MICHIEL DE RUYTER beslaat de periode van 1653 tot 1676. Wie niet beter weet, zou kunnen denken dat de film zich binnen een jaar afspeelt, zo gehaast worden de hoogtepunten van 23 jaar historie er doorheen gerost. Jaartallen komen niet in beeld, waarschijnlijk omdat het anders zou opvallen dat geen van de personages een dag ouder wordt: zelfs De Ruyters kinderen niet.
Als historische film faalt MICHIEL DE RUYTER dus, niet omdat er vrijheden met de geschiedenis genomen worden – dat is onvermijdelijk – maar omdat de film geen enkele poging doet deze geschiedenis begrijpelijk te maken, noch in een nieuw licht te tonen. De enige boodschap die wordt uitgedragen luidt: Michiel de Ruyter was een held. Hij heeft altijd gelijk en kent nauwelijks een moment van zwakte. Het maakt hem, ondanks het volkse charisma van Frank Lammers, een uitermate saai personage. Zijn grootsheid wordt ook nog eens constant benadrukt door andere figuren. Aan het einde van de film, bij De Ruyters begrafenisstoet, merkt Willem III (Egbert-Jan Weeber) op dat staatsgezinden en prinsgezinden gezamenlijk om hem rouwen: “Dat was mij nooit gelukt.” Die regel was overbodig geweest, als de film ons had laten zíen wat erin verteld wordt. Maar MICHIEL DE RUYTER vertrouwt er niet op dat het publiek de boodschap zal begrijpen zonder neerbuigende uitlegdialogen.
Regisseur Roel Reiné stelde: "Ik wil met deze film het gevoel geven dat je weer trots mag zijn op Nederland." Los van het feit dat nationalisme in Nederland bepaald niet zeldzaam is: als Reiné zo trots is op onze geschiedenis, waarom vertelt hij hem dan zo gebrekkig? Waarom toont hij De Ruyter uitsluitend als glorieuze held? Denkt hij dat we niet trots kunnen zijn op iemand met negatieve eigenschappen? Wat de film eigenlijk suggereert, is dat De Ruyter alleen te waarderen is als we hem mythologiseren.

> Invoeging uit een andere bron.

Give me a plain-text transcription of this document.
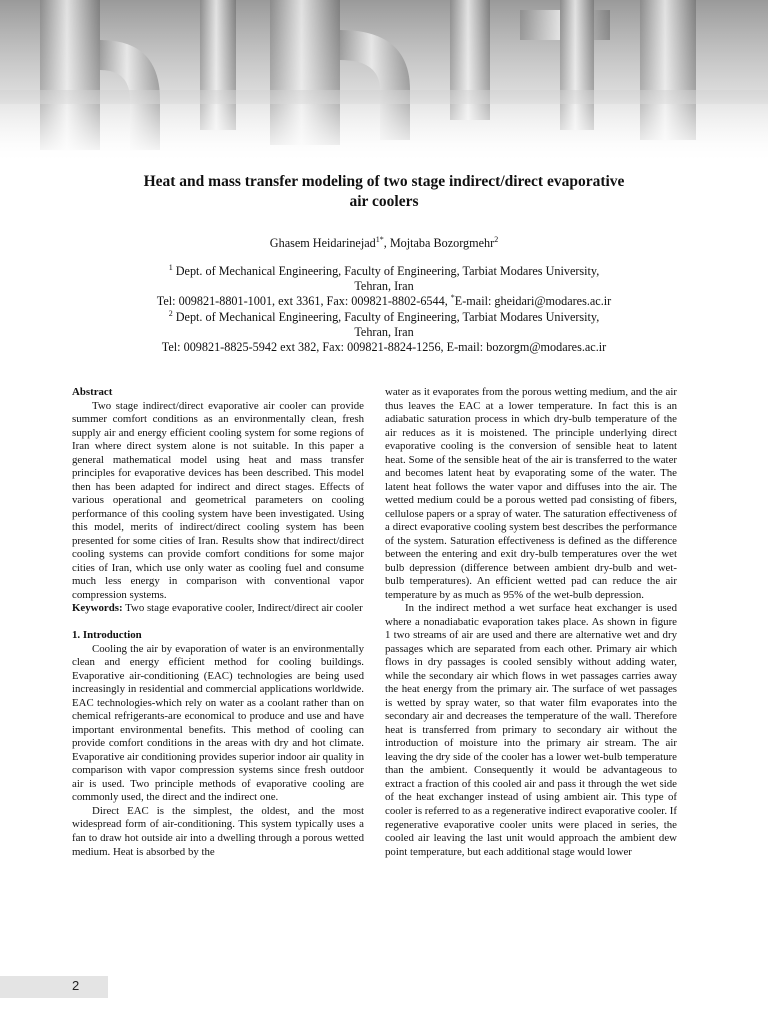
Heat and mass transfer modeling of two stage indirect/direct evaporative
air coolers
Ghasem Heidarinejad$^{1*}$, Mojtaba Bozorgmehr$^2$

$^1$ Dept. of Mechanical Engineering, Faculty of Engineering, Tarbiat Modares University,

Tehran, Iran

Tel: 009821-8801-1001, ext 3361, Fax: 009821-8802-6544, *E-mail: gheidari@modares.ac.ir

$^2$ Dept. of Mechanical Engineering, Faculty of Engineering, Tarbiat Modares University,

Tehran, Iran

Tel: 009821-8825-5942 ext 382, Fax: 009821-8824-1256, E-mail: bozorgm@modares.ac.ir

Abstract

Two stage indirect/direct evaporative air cooler can provide summer comfort conditions as an environmentally clean, fresh supply air and energy efficient cooling system for some regions of Iran where direct system alone is not suitable. In this paper a general mathematical model using heat and mass transfer principles for evaporative devices has been described. This model then has been adapted for indirect and direct stages. Effects of various operational and geometrical parameters on cooling performance of this cooling system have been investigated. Using this model, merits of indirect/direct cooling system has been presented for some cities of Iran. Results show that indirect/direct cooling systems can provide comfort conditions for some major cities of Iran, which use only water as cooling fuel and consume much less energy in comparison with conventional vapor compression systems.

Keywords: Two stage evaporative cooler, Indirect/direct air cooler

1. Introduction

Cooling the air by evaporation of water is an environmentally clean and energy efficient method for cooling buildings. Evaporative air-conditioning (EAC) technologies are being used increasingly in residential and commercial applications worldwide. EAC technologies-which rely on water as a coolant rather than on chemical refrigerants-are economical to produce and use and have important environmental benefits. This method of cooling can provide comfort conditions in the areas with dry and hot climate. Evaporative air conditioning provides superior indoor air quality in comparison with vapor compression systems since fresh outdoor air is used. Two principle methods of evaporative cooling are commonly used, the direct and the indirect one.

Direct EAC is the simplest, the oldest, and the most widespread form of air-conditioning. This system typically uses a fan to draw hot outside air into a dwelling through a porous wetted medium. Heat is absorbed by the

water as it evaporates from the porous wetting medium, and the air thus leaves the EAC at a lower temperature. In fact this is an adiabatic saturation process in which dry-bulb temperature of the air reduces as it is moistened. The principle underlying direct evaporative cooling is the conversion of sensible heat to latent heat. Some of the sensible heat of the air is transferred to the water and becomes latent heat by evaporating some of the water. The latent heat follows the water vapor and diffuses into the air. The wetted medium could be a porous wetted pad consisting of fibers, cellulose papers or a spray of water. The saturation effectiveness of a direct evaporative cooling system best describes the performance of the system. Saturation effectiveness is defined as the difference between the entering and exit dry-bulb temperatures over the wet bulb depression (difference between ambient dry-bulb and wet-bulb temperatures). An efficient wetted pad can reduce the air temperature by as much as 95% of the wet-bulb depression.

In the indirect method a wet surface heat exchanger is used where a nonadiabatic evaporation takes place. As shown in figure 1 two streams of air are used and there are alternative wet and dry passages which are separated from each other. Primary air which flows in dry passages is cooled sensibly without adding water, while the secondary air which flows in wet passages carries away the heat energy from the primary air. The surface of wet passages is wetted by spray water, so that water film evaporates into the secondary air and decreases the temperature of the wall. Therefore heat is transferred from primary to secondary air without the introduction of moisture into the primary air stream. The air leaving the dry side of the cooler has a lower wet-bulb temperature than the ambient. Consequently it would be advantageous to extract a fraction of this cooled air and pass it through the wet side of the heat exchanger instead of using ambient air. This type of cooler is referred to as a regenerative indirect evaporative cooler. If regenerative evaporative cooler units were placed in series, the cooled air leaving the last unit would approach the ambient dew point temperature, but each additional stage would lower

2
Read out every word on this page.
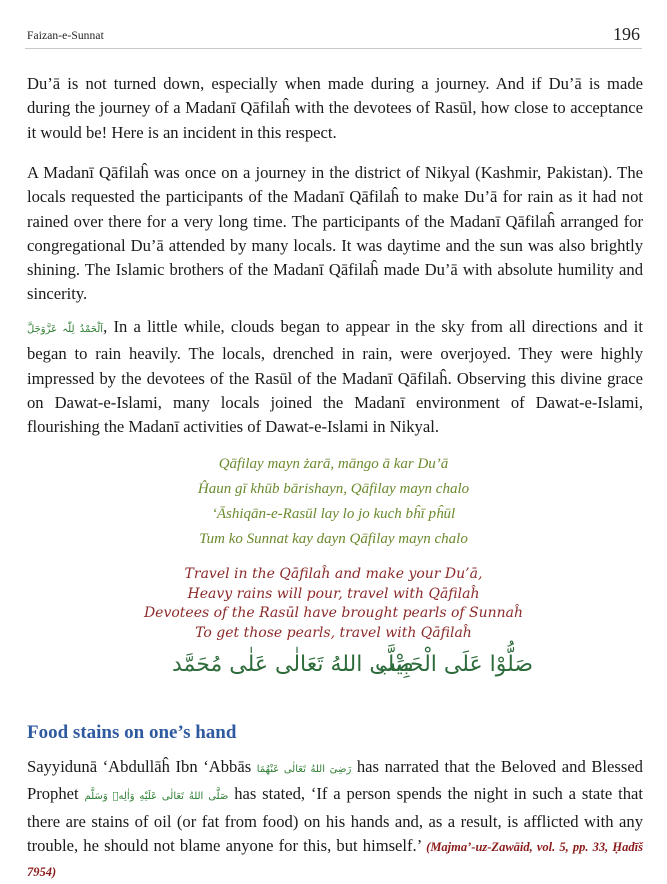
Faizan-e-Sunnat	196

Du’ā is not turned down, especially when made during a journey. And if Du’ā is made during the journey of a Madanī Qāfilaĥ with the devotees of Rasūl, how close to acceptance it would be! Here is an incident in this respect.

A Madanī Qāfilaĥ was once on a journey in the district of Nikyal (Kashmir, Pakistan). The locals requested the participants of the Madanī Qāfilaĥ to make Du’ā for rain as it had not rained over there for a very long time. The participants of the Madanī Qāfilaĥ arranged for congregational Du’ā attended by many locals. It was daytime and the sun was also brightly shining. The Islamic brothers of the Madanī Qāfilaĥ made Du’ā with absolute humility and sincerity.

اَلْحَمْدُ لِلّٰہ عَزَّوَجَلَّ, In a little while, clouds began to appear in the sky from all directions and it began to rain heavily. The locals, drenched in rain, were overjoyed. They were highly impressed by the devotees of the Rasūl of the Madanī Qāfilaĥ. Observing this divine grace on Dawat-e-Islami, many locals joined the Madanī environment of Dawat-e-Islami, flourishing the Madanī activities of Dawat-e-Islami in Nikyal.

Qāfilay mayn żarā, māngo ā kar Du’ā
Ĥaun gī khūb bārishayn, Qāfilay mayn chalo
‘Āshiqān-e-Rasūl lay lo jo kuch bĥī pĥūl
Tum ko Sunnat kay dayn Qāfilay mayn chalo
Travel in the Qāfilaĥ and make your Du’ā,
Heavy rains will pour, travel with Qāfilaĥ
Devotees of the Rasūl have brought pearls of Sunnaĥ
To get those pearls, travel with Qāfilaĥ
صَلُّوْا عَلَی الْحَبِیْب
صَلَّی اللهُ تَعَالٰی عَلٰی مُحَمَّد
Food stains on one’s hand

Sayyidunā ‘Abdullāĥ Ibn ‘Abbās رَضِیَ اللهُ تَعَالٰی عَنْهُمَا has narrated that the Beloved and Blessed Prophet صَلَّی اللهُ تَعَالٰی عَلَیْهِ وَاٰلِهٖ وَسَلَّم has stated, ‘If a person spends the night in such a state that there are stains of oil (or fat from food) on his hands and, as a result, is afflicted with any trouble, he should not blame anyone for this, but himself.’ (Majma’-uz-Zawāid, vol. 5, pp. 33, Ḥadīš 7954)
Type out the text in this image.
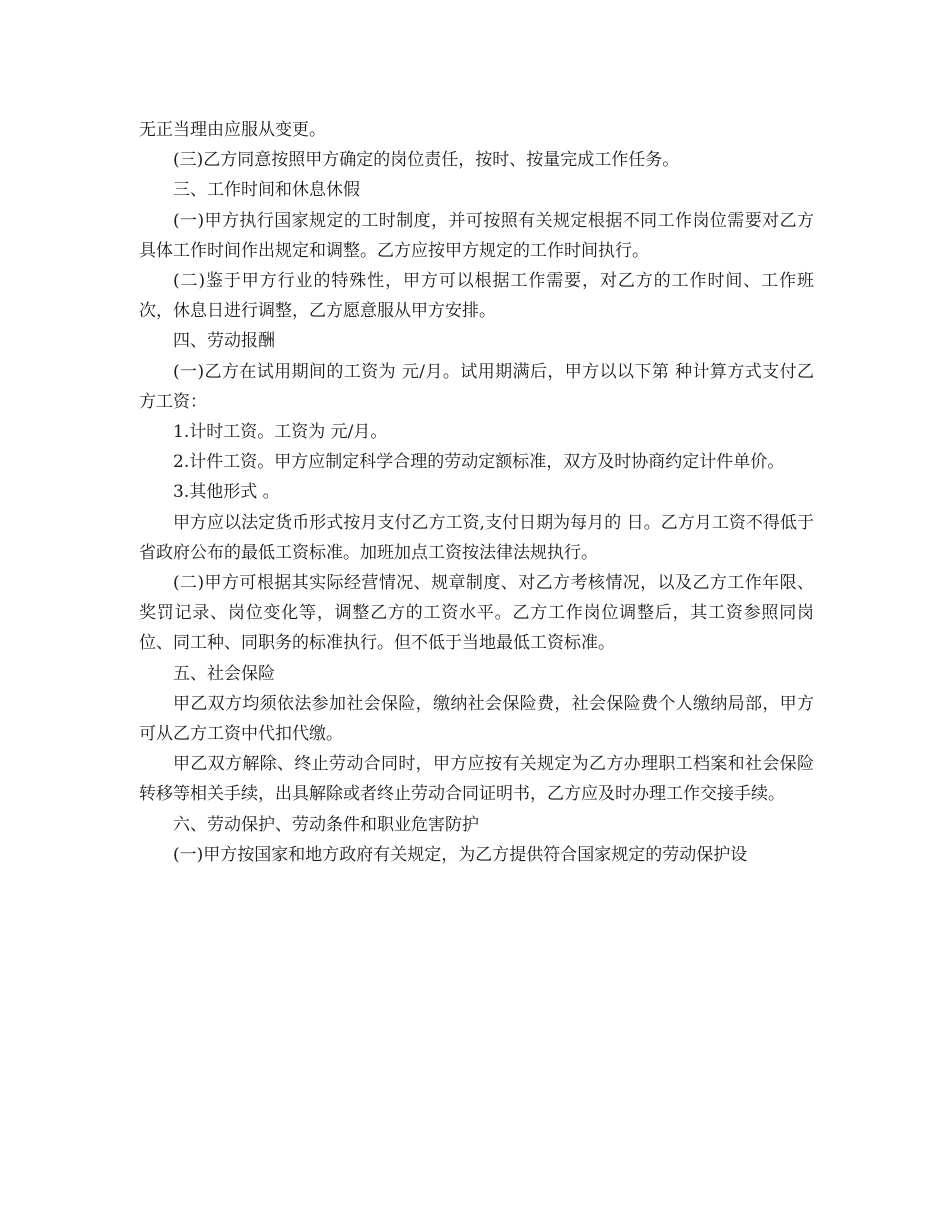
无正当理由应服从变更。

(三)乙方同意按照甲方确定的岗位责任，按时、按量完成工作任务。

三、工作时间和休息休假

(一)甲方执行国家规定的工时制度，并可按照有关规定根据不同工作岗位需要对乙方具体工作时间作出规定和调整。乙方应按甲方规定的工作时间执行。

(二)鉴于甲方行业的特殊性，甲方可以根据工作需要，对乙方的工作时间、工作班次，休息日进行调整，乙方愿意服从甲方安排。

四、劳动报酬

(一)乙方在试用期间的工资为 元/月。试用期满后，甲方以以下第 种计算方式支付乙方工资：

1.计时工资。工资为 元/月。

2.计件工资。甲方应制定科学合理的劳动定额标准，双方及时协商约定计件单价。

3.其他形式 。

甲方应以法定货币形式按月支付乙方工资,支付日期为每月的 日。乙方月工资不得低于省政府公布的最低工资标准。加班加点工资按法律法规执行。

(二)甲方可根据其实际经营情况、规章制度、对乙方考核情况，以及乙方工作年限、奖罚记录、岗位变化等，调整乙方的工资水平。乙方工作岗位调整后，其工资参照同岗位、同工种、同职务的标准执行。但不低于当地最低工资标准。

五、社会保险

甲乙双方均须依法参加社会保险，缴纳社会保险费，社会保险费个人缴纳局部，甲方可从乙方工资中代扣代缴。

甲乙双方解除、终止劳动合同时，甲方应按有关规定为乙方办理职工档案和社会保险转移等相关手续，出具解除或者终止劳动合同证明书，乙方应及时办理工作交接手续。

六、劳动保护、劳动条件和职业危害防护

(一)甲方按国家和地方政府有关规定，为乙方提供符合国家规定的劳动保护设
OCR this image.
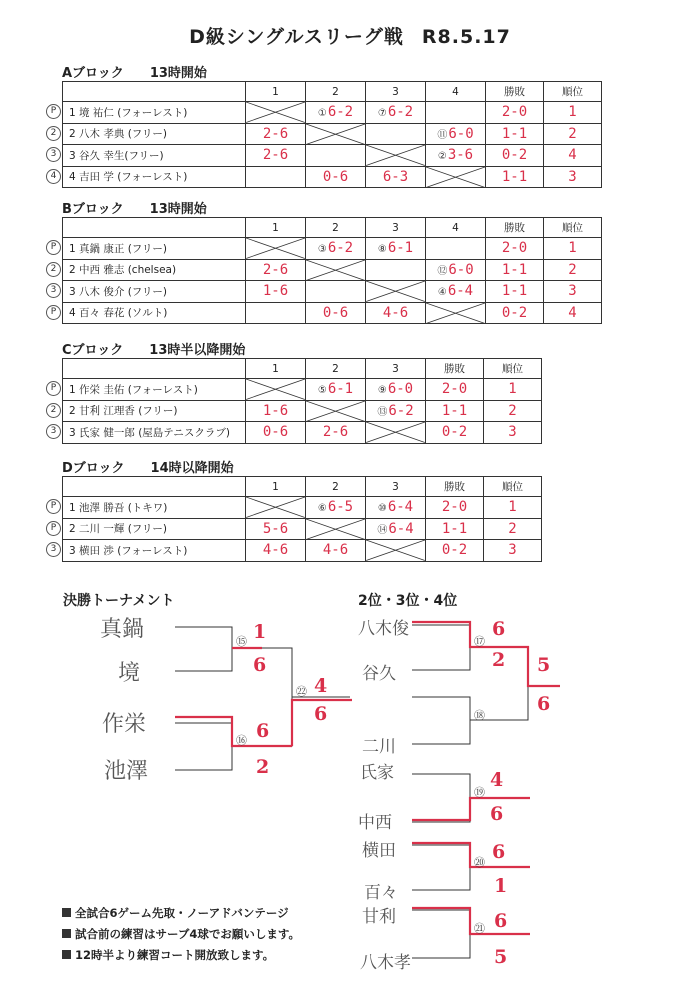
D級シングルスリーグ戦 R8.5.17
Aブロック 13時開始
	1	2	3	4	勝敗	順位

P 1 境 祐仁 (フォーレスト)		①6-2	⑦6-2		2-0	1

2 2 八木 孝典 (フリー)	2-6			⑪6-0	1-1	2

3 3 谷久 幸生(フリー)	2-6			②3-6	0-2	4

4 4 吉田 学 (フォーレスト)		0-6	6-3		1-1	3
Bブロック 13時開始
	1	2	3	4	勝敗	順位

P 1 真鍋 康正 (フリー)		③6-2	⑧6-1		2-0	1

2 2 中西 雅志 (chelsea)	2-6			⑫6-0	1-1	2

3 3 八木 俊介 (フリー)	1-6			④6-4	1-1	3

P 4 百々 春花 (ソルト)		0-6	4-6		0-2	4
Cブロック 13時半以降開始
	1	2	3	勝敗	順位

P 1 作栄 圭佑 (フォーレスト)		⑤6-1	⑨6-0	2-0	1

2 2 甘利 江理香 (フリー)	1-6		⑬6-2	1-1	2

3 3 氏家 健一郎 (屋島テニスクラブ)	0-6	2-6		0-2	3
Dブロック 14時以降開始
	1	2	3	勝敗	順位

P 1 池澤 勝吾 (トキワ)		⑥6-5	⑩6-4	2-0	1

P 2 二川 一輝 (フリー)	5-6		⑭6-4	1-1	2

3 3 横田 渉 (フォーレスト)	4-6	4-6		0-2	3
決勝トーナメント	2位・3位・4位
真鍋
境
作栄
池澤
八木俊
谷久
二川
氏家
中西
横田
百々
甘利
八木孝
⑮
⑯
㉒
⑰
⑱
⑲
⑳
㉑
1
6
6
2
4
6
6
2 5
6
4
6
6
1
6
5
全試合6ゲーム先取・ノーアドバンテージ
試合前の練習はサーブ4球でお願いします。
12時半より練習コート開放致します。
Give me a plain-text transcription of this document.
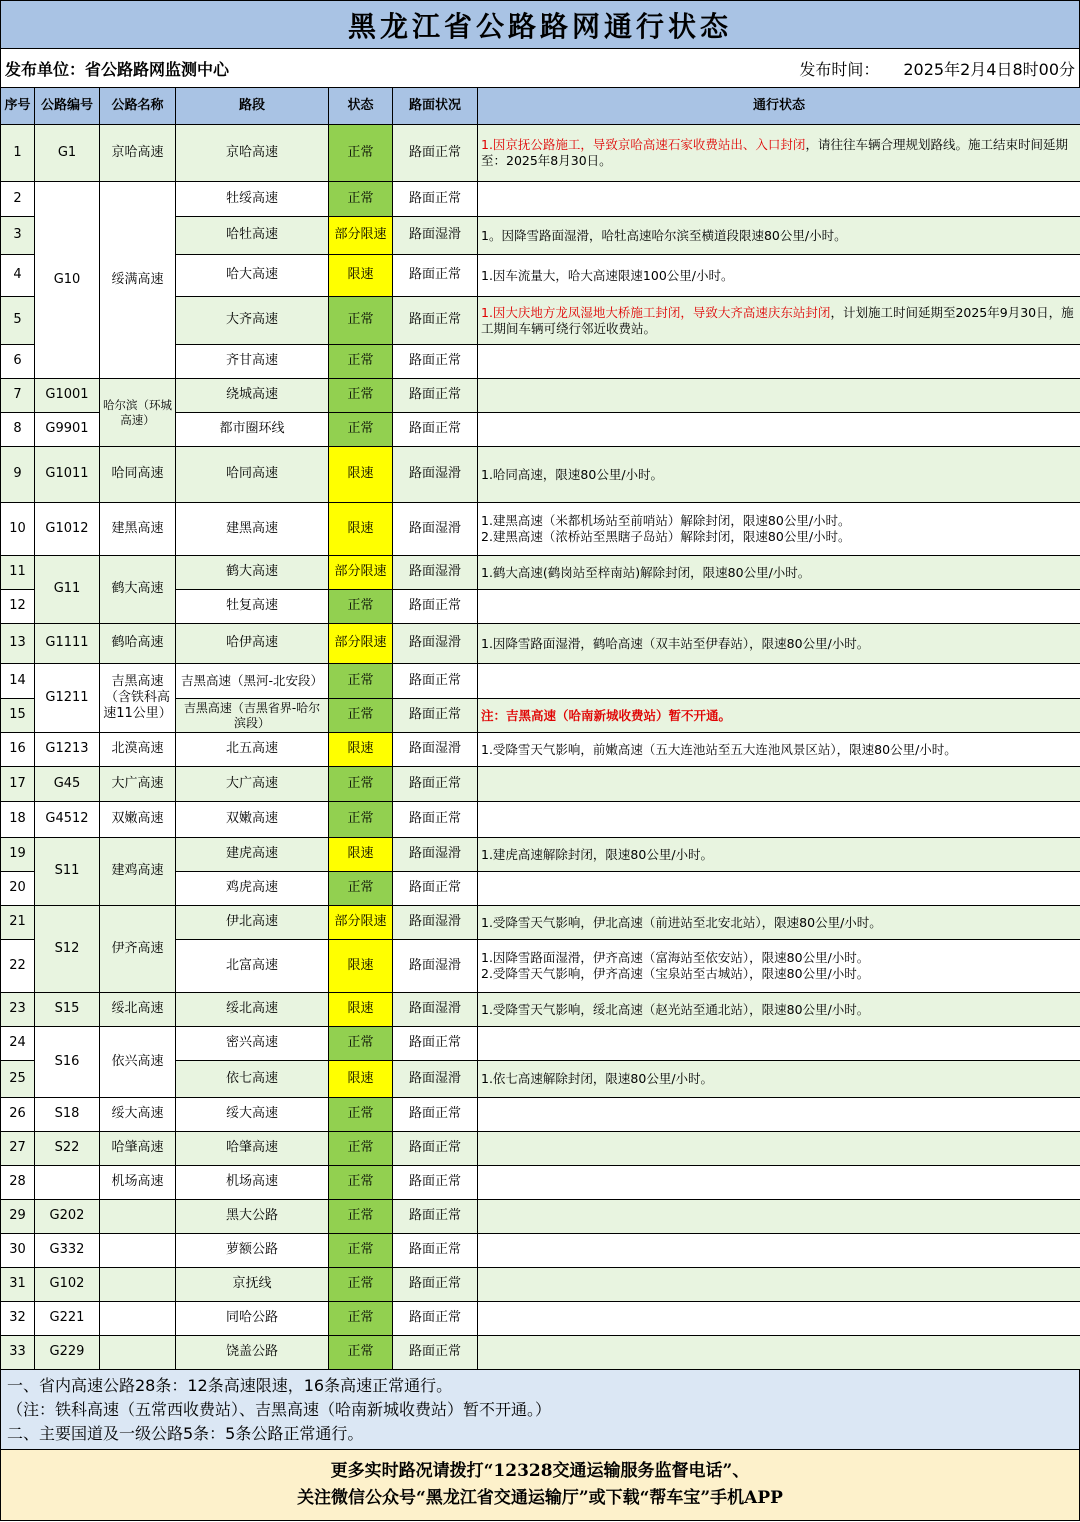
黑龙江省公路路网通行状态
发布单位：省公路路网监测中心	发布时间： 2025年2月4日8时00分
序号	公路编号	公路名称	路段	状态	路面状况	通行状态
1	G1	京哈高速	京哈高速	正常	路面正常	1.因京抚公路施工，导致京哈高速石家收费站出、入口封闭，请往往车辆合理规划路线。施工结束时间延期至：2025年8月30日。
2	G10	绥满高速	牡绥高速	正常	路面正常	
3			哈牡高速	部分限速	路面湿滑	1。因降雪路面湿滑，哈牡高速哈尔滨至横道段限速80公里/小时。
4			哈大高速	限速	路面正常	1.因车流量大，哈大高速限速100公里/小时。
5			大齐高速	正常	路面正常	1.因大庆地方龙凤湿地大桥施工封闭，导致大齐高速庆东站封闭，计划施工时间延期至2025年9月30日，施工期间车辆可绕行邻近收费站。
6			齐甘高速	正常	路面正常	
7	G1001	哈尔滨（环城高速）	绕城高速	正常	路面正常	
8	G9901		都市圈环线	正常	路面正常	
9	G1011	哈同高速	哈同高速	限速	路面湿滑	1.哈同高速，限速80公里/小时。
10	G1012	建黑高速	建黑高速	限速	路面湿滑	1.建黑高速（米都机场站至前哨站）解除封闭，限速80公里/小时。
2.建黑高速（浓桥站至黑瞎子岛站）解除封闭，限速80公里/小时。

11	G11	鹤大高速	鹤大高速	部分限速	路面湿滑	1.鹤大高速(鹤岗站至梓南站)解除封闭，限速80公里/小时。
12			牡复高速	正常	路面正常	
13	G1111	鹤哈高速	哈伊高速	部分限速	路面湿滑	1.因降雪路面湿滑，鹤哈高速（双丰站至伊春站），限速80公里/小时。
14	G1211	吉黑高速（含铁科高速11公里）	吉黑高速（黑河-北安段）	正常	路面正常	
15			吉黑高速（吉黑省界-哈尔滨段）	正常	路面正常	注：吉黑高速（哈南新城收费站）暂不开通。
16	G1213	北漠高速	北五高速	限速	路面湿滑	1.受降雪天气影响，前嫩高速（五大连池站至五大连池风景区站），限速80公里/小时。
17	G45	大广高速	大广高速	正常	路面正常	
18	G4512	双嫩高速	双嫩高速	正常	路面正常	
19	S11	建鸡高速	建虎高速	限速	路面湿滑	1.建虎高速解除封闭，限速80公里/小时。
20			鸡虎高速	正常	路面正常	
21	S12	伊齐高速	伊北高速	部分限速	路面湿滑	1.受降雪天气影响，伊北高速（前进站至北安北站），限速80公里/小时。
22			北富高速	限速	路面湿滑	1.因降雪路面湿滑，伊齐高速（富海站至依安站），限速80公里/小时。
2.受降雪天气影响，伊齐高速（宝泉站至古城站），限速80公里/小时。

23	S15	绥北高速	绥北高速	限速	路面湿滑	1.受降雪天气影响，绥北高速（赵光站至通北站），限速80公里/小时。
24	S16	依兴高速	密兴高速	正常	路面正常	
25			依七高速	限速	路面湿滑	1.依七高速解除封闭，限速80公里/小时。
26	S18	绥大高速	绥大高速	正常	路面正常	
27	S22	哈肇高速	哈肇高速	正常	路面正常	
28		机场高速	机场高速	正常	路面正常	
29	G202		黑大公路	正常	路面正常	
30	G332		萝额公路	正常	路面正常	
31	G102		京抚线	正常	路面正常	
32	G221		同哈公路	正常	路面正常	
33	G229		饶盖公路	正常	路面正常	
一、省内高速公路28条：12条高速限速，16条高速正常通行。
（注：铁科高速（五常西收费站）、吉黑高速（哈南新城收费站）暂不开通。）
二、主要国道及一级公路5条：5条公路正常通行。
更多实时路况请拨打“12328交通运输服务监督电话”、
关注微信公众号“黑龙江省交通运输厅”或下载“帮车宝”手机APP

Op Nederland als filmland word je ook niet bepaald trots. De vele actiescènes op zee zijn volgens een aantal recensenten “indrukwekkend voor Nederlandse begrippen.” Die relativerende toevoeging spreekt boekdelen. Nederland is gewoon geen goed land voor spektakelfilms, en acht miljoen euro is gewoon niet genoeg voor wat MICHIEL DE RUYTER wil. De wide shots van CGI-schepen uit vogelperspectief heb je na een paar keer wel gezien, en zodra de lens dichterbij komt, wordt het camerawerk schokkerig en de montage slordig.
MICHIEL DE RUYTER is hooguit vermakelijk door de aandoenlijkheid. Het schaamteloze gebruik van oeroude Hollywoodclichés als de “inspirerende” toespraak, met als lachwekkend dieptepunt die van De Ruyters vrouw Anne, die een woedende menigte toespreekt en binnen enkele seconden tot rust weet te manen: tenenkrommend, maar lief.
De kleine slordigheidjes zijn ook aardig. Anne gebruikt het woord 'lynchen', en we zien Jan de Baen op straat een olieverfschilderij maken. Je hoeft geen historicus te zijn om te weten dat dat belachelijk is.
Maar die paar onbedoeld geestige momenten zijn de lange zit van tweeëneenhalf uur niet waard. Een goede film over Nederland in de Gouden Eeuw: we wachten er nog op.